A Secretaria de Alagoas alegou desconhecer o e-mail do STF para justificar a demora no envio de informações sobre o monitoramento de Collor.
A Secretaria de Ressocialização e Inclusão Social de Alagoas informou ao Supremo Tribunal Federal (STF) que a demora no envio de informações sobre o monitoramento do ex-presidente Fernando Collor ocorreu devido à falta de conhecimento do e-mail do gabinete do ministro Alexandre de Moraes.

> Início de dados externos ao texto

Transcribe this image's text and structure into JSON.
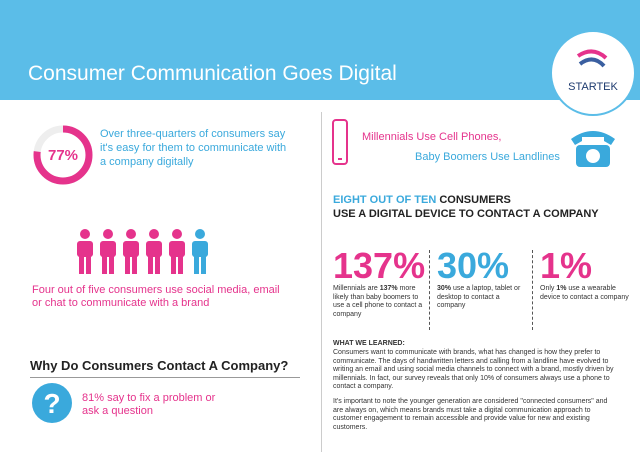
{
  "header": {
    "title": "Consumer Communication Goes Digital",
    "logo": "STARTEK"
  },
  "ease": {
    "value": 77,
    "label": "77%",
    "text": "Over three-quarters of consumers say it's easy for them to communicate with a company digitally"
  },
  "social": {
    "text": "Four out of five consumers use social media, email or chat to communicate with a brand"
  },
  "why": {
    "heading": "Why Do Consumers Contact A Company?",
    "text": "81% say to fix a problem or ask a question"
  },
  "devices": {
    "line1": "Millennials Use Cell Phones,",
    "line2": "Baby Boomers Use Landlines"
  },
  "headline": {
    "highlight": "EIGHT OUT OF TEN",
    "rest1": "CONSUMERS",
    "rest2": "USE A DIGITAL DEVICE TO CONTACT A COMPANY"
  },
  "stats": [
    {
      "big": "137%",
      "color": "#e5338c",
      "desc": [
        {
          "text": "Millennials are ",
          "bold": false
        },
        {
          "text": "137%",
          "bold": true
        },
        {
          "text": " more likely than baby boomers to use a cell phone to contact a company",
          "bold": false
        }
      ]
    },
    {
      "big": "30%",
      "color": "#3aa9dc",
      "desc": [
        {
          "text": "30%",
          "bold": true
        },
        {
          "text": " use a laptop, tablet or desktop to contact a company",
          "bold": false
        }
      ]
    },
    {
      "big": "1%",
      "color": "#e5338c",
      "desc": [
        {
          "text": "Only ",
          "bold": false
        },
        {
          "text": "1%",
          "bold": true
        },
        {
          "text": " use a wearable device to contact a company",
          "bold": false
        }
      ]
    }
  ],
  "learned": {
    "heading": "WHAT WE LEARNED:",
    "p1": "Consumers want to communicate with brands, what has changed is how they prefer to communicate. The days of handwritten letters and calling from a landline have evolved to writing an email and using social media channels to connect with a brand, mostly driven by millennials. In fact, our survey reveals that only 10% of consumers always use a phone to contact a company.",
    "p2": "It's important to note the younger generation are considered \"connected consumers\" and are always on, which means brands must take a digital communication approach to customer engagement to remain accessible and provide value for new and existing customers."
  }
}
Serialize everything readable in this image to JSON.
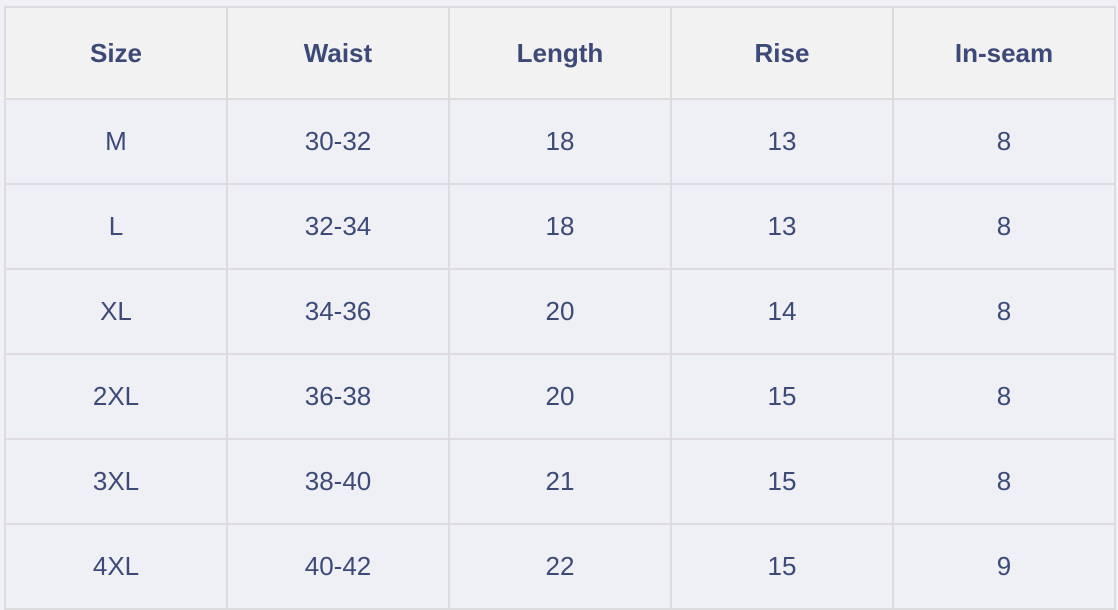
{
  "table": {
    "headers": [
      "Size",
      "Waist",
      "Length",
      "Rise",
      "In-seam"
    ],
    "rows": [
      [
        "M",
        "30-32",
        "18",
        "13",
        "8"
      ],
      [
        "L",
        "32-34",
        "18",
        "13",
        "8"
      ],
      [
        "XL",
        "34-36",
        "20",
        "14",
        "8"
      ],
      [
        "2XL",
        "36-38",
        "20",
        "15",
        "8"
      ],
      [
        "3XL",
        "38-40",
        "21",
        "15",
        "8"
      ],
      [
        "4XL",
        "40-42",
        "22",
        "15",
        "9"
      ]
    ]
  }
}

O ministro havia solicitado explicações sobre o desligamento da tornozeleira eletrônica de Collor, que cumpre prisão domiciliar em Maceió. Segundo Moraes, a tornozeleira ficou sem bateria nos dias 2 e 3 de maio, mas o STF só foi informado em outubro, cinco meses depois.
De acordo com a secretaria, o monitoramento sempre foi realizado, mas os relatórios não foram enviados por falta do endereço eletrônico do gabinete. A secretaria negou intenção de omitir informações, alegando zelo e observância aos procedimentos internos.
Condenação de Collor
Em 2023, Collor foi condenado pelo STF por indicações políticas na BR Distribuidora e recebimento de R$ 20 milhões em vantagens indevidas. Em abril, sua prisão foi determinada após a rejeição de recursos.
A defesa solicitou prisão domiciliar com uso de tornozeleira, alegando comorbidades como doença de Parkinson e apneia do sono.